Il fatto – Consapevole di quello a cui sarebbe andato in contro, visto che la pratica iniziava già a essere diffusa nei metodi dell’azienda e chiacchierata dallo stesso personale, il dipendente, che da tempo lavorava con mansioni di responsabilità all’interno dell’azienda, ha avuto la scaltrezza di presentarsi all’incontro richiesto dal datore di lavoro ‘armata‘ di telefono, in modo da registrare il confronto. Da queste registrazioni, parrebbero emergere chiaramente oltre che le richieste, anche i modi e toni decisamente aspri con cui queste vengono fatte, specialmente dopo che il lavoratore si sarebbe rifiutato in un primo momento di firmare. Inoltre ad entrare in gioco sono anche gli altri soci della società che, tutti insieme, chiedono fortemente la firma. Il tutto in un piccolo e angusto ufficio. Siamo nel gennaio del 2015, e il licenziamento viene comunque effettuato nel luglio dello stesso anno.

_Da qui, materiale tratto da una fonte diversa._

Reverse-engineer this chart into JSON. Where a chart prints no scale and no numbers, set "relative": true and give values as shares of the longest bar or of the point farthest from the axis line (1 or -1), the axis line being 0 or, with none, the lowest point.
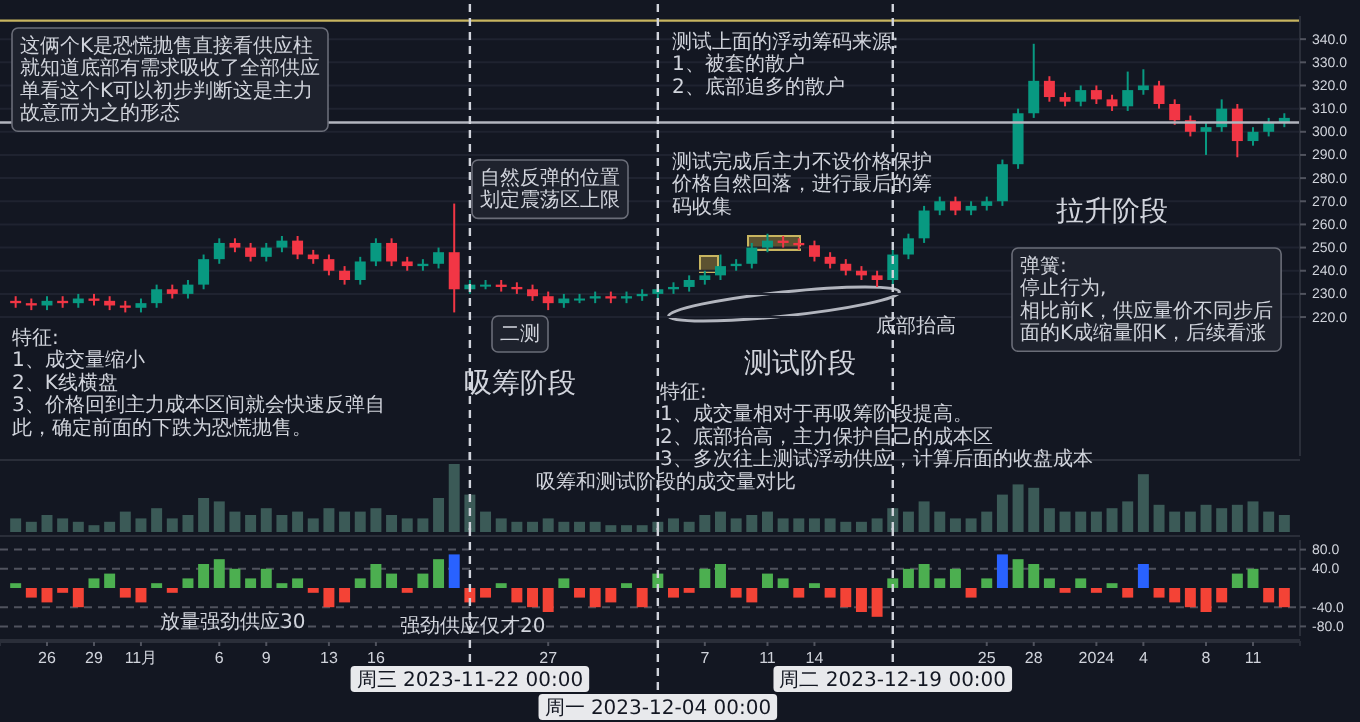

Il processo – Il lavoratore non ci sta, e insieme ad altri ex impiegati decide di muovere causa al tribunale di Torre Annunziata; non sceglie una certamente più remunerativa causa del lavoro, ma una più difficile e sicuramente aspra battaglia: una causa penale. Siamo nel 2016. Da qui però parte il gioco del gatto con il topo. Ben cinque udienze in cui il giudice, acquisiti e accertati i fatti e le testimonianze, si vede però più volte costretto a rimandare la discussione della sentenza poiché da parte degli accusati arrivano le più disparate richieste per lo spostamento: certificati medici, astensioni degli avvocati (ben cinque) oppure nuove perizie sulla registrazione che ha permesso di dar via al processo, a cui però il perito tarda di dar seguito. Insomma un calvario senza fine. Adesso l’ultima data, quella che dovrebbe essere il punto finale d’arrivo per l’emissione della sentenza, è il 14 luglio: la pasticceria è accusata di violenza privata aggravata dal concorso di persone, un reato che può essere punito fino a 4 anni di reclusione, e con le aggravanti arrivare fino a 6.
La speranza – Dopo anni di lotta sembra finalmente essere a un passo almeno la prima vera e importante fase del procedimento. Nonostante lo sconforto dovuto ai lunghi tempi e al timore che la potenza della nota pasticceria, che vanta qualche decina di punti vendita su tutta la provincia napoletana, possa in qualche modo pesare su una condanna non troppo severa, l’ottimismo la fa da padrona: finalmente si inizia a intravedere la fine di questo lungo tunnel.